Editor, The Wall Street Journal
200 Liberty Street
New York, NY 10281
To the Editor:
Ed Glaeser wisely argues that it's a bad deal to copy ideas from the New Deal - including that of subsidizing mortgage debt ("The GOP Has a Dumb Mortgage Idea," Feb. 5). As one of the most astute Americans ever to live, H.L. Mencken, said about the New Deal, "It is a puerile amalgam of exploded imbecilities, many of them in flat contradiction of the rest." And among the imbecilities that Mencken highlighted was the New Deal proposal "to lift the burden of debt by encouraging fools to incur more debt."*
Donald J. Boudreaux
Chairman, Department of Economics
George Mason University
Fairfax, VA 22030
* H.L. Mencken, On Politics : A Carnival of Buncombe (Baltimore: The Johns Hopkins Press, 1996 ), p. 311.
Dear Senators Udall and Bennett,
I am contacting you to urge you in the strongest possible way to oppose the current "stimulus" bill or anything vaguely resembling it.
The bill will not stimulate the economy. It will saddle my 3-year old daughter and 1-year old son with an even higher mountain of debt for the rest of their lives.
You and I would probably not agree on much in terms of economic policy. You probably enjoy the idea of the permanent enlargement of government which is the clear primary goal of this bill, despite it's "stimulus" cover story.
But at a time of national economic crisis, you have a duty to Colorado and the nation to act in good faith for the economy and not for the benefit of your party, unions, or favored liberal industries and interest groups.
If you want to support all those things, do it later, in the clear and politically disinfecting light of day, not under cover of a so-called "stimulus" bill and during a time of substantial confusion among the electorate.
At the end of the day, supporting this bill by claiming it is "stimulus" is dishonest.
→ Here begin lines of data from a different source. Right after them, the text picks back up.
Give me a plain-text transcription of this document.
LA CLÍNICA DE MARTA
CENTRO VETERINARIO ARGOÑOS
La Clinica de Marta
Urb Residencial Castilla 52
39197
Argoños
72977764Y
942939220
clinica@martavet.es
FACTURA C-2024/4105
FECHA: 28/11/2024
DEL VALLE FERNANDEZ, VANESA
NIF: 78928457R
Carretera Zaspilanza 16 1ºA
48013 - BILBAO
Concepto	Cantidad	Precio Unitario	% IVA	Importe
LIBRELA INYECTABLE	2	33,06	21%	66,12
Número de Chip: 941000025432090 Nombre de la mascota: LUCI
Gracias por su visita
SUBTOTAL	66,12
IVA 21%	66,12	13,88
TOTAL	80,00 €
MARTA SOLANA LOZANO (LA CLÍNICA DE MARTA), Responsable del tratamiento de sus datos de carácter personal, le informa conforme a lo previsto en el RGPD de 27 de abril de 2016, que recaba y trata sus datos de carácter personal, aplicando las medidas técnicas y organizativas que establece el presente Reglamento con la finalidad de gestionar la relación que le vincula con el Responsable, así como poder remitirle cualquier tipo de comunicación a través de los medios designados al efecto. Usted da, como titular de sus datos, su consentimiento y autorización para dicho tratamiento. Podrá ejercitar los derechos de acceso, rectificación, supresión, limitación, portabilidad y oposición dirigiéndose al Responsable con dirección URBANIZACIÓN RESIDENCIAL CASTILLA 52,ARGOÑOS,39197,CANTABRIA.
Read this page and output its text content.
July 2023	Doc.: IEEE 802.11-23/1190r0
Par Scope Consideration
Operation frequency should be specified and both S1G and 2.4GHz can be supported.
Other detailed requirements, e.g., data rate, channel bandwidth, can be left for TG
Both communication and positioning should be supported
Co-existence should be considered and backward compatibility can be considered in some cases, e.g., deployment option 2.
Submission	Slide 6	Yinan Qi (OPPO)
And while I may not agree with you gentlemen frequently on policy matters, I do think you are honest men (all prejudices against politicians aside.)
On a purely political note, I believe any rational economist (which means not Robert Reich or Paul Krugman) will tell you that this bill is simply burning money, at least in economic terms. (I realize that it may buy a lot of votes in political terms.) When it fails, at it must, to stimulate the economy, the Democrats' losses will reverse most or all of your gains in the last two elections, particularly if the Senate Republicans are smart enough to leave Senate Democrats holding the bag as the House Republicans did to Nancy Pelosi and friends. (Sadly, I don't think Senate Republicans are as smart as House Republicans.)
For the sake of my children's economic future, and in order to maintain some hope that they can reach a higher standard of living than I have, just as we reached higher than our parents, I urge you to oppose S. 1 and anything like it that might come out of a conference.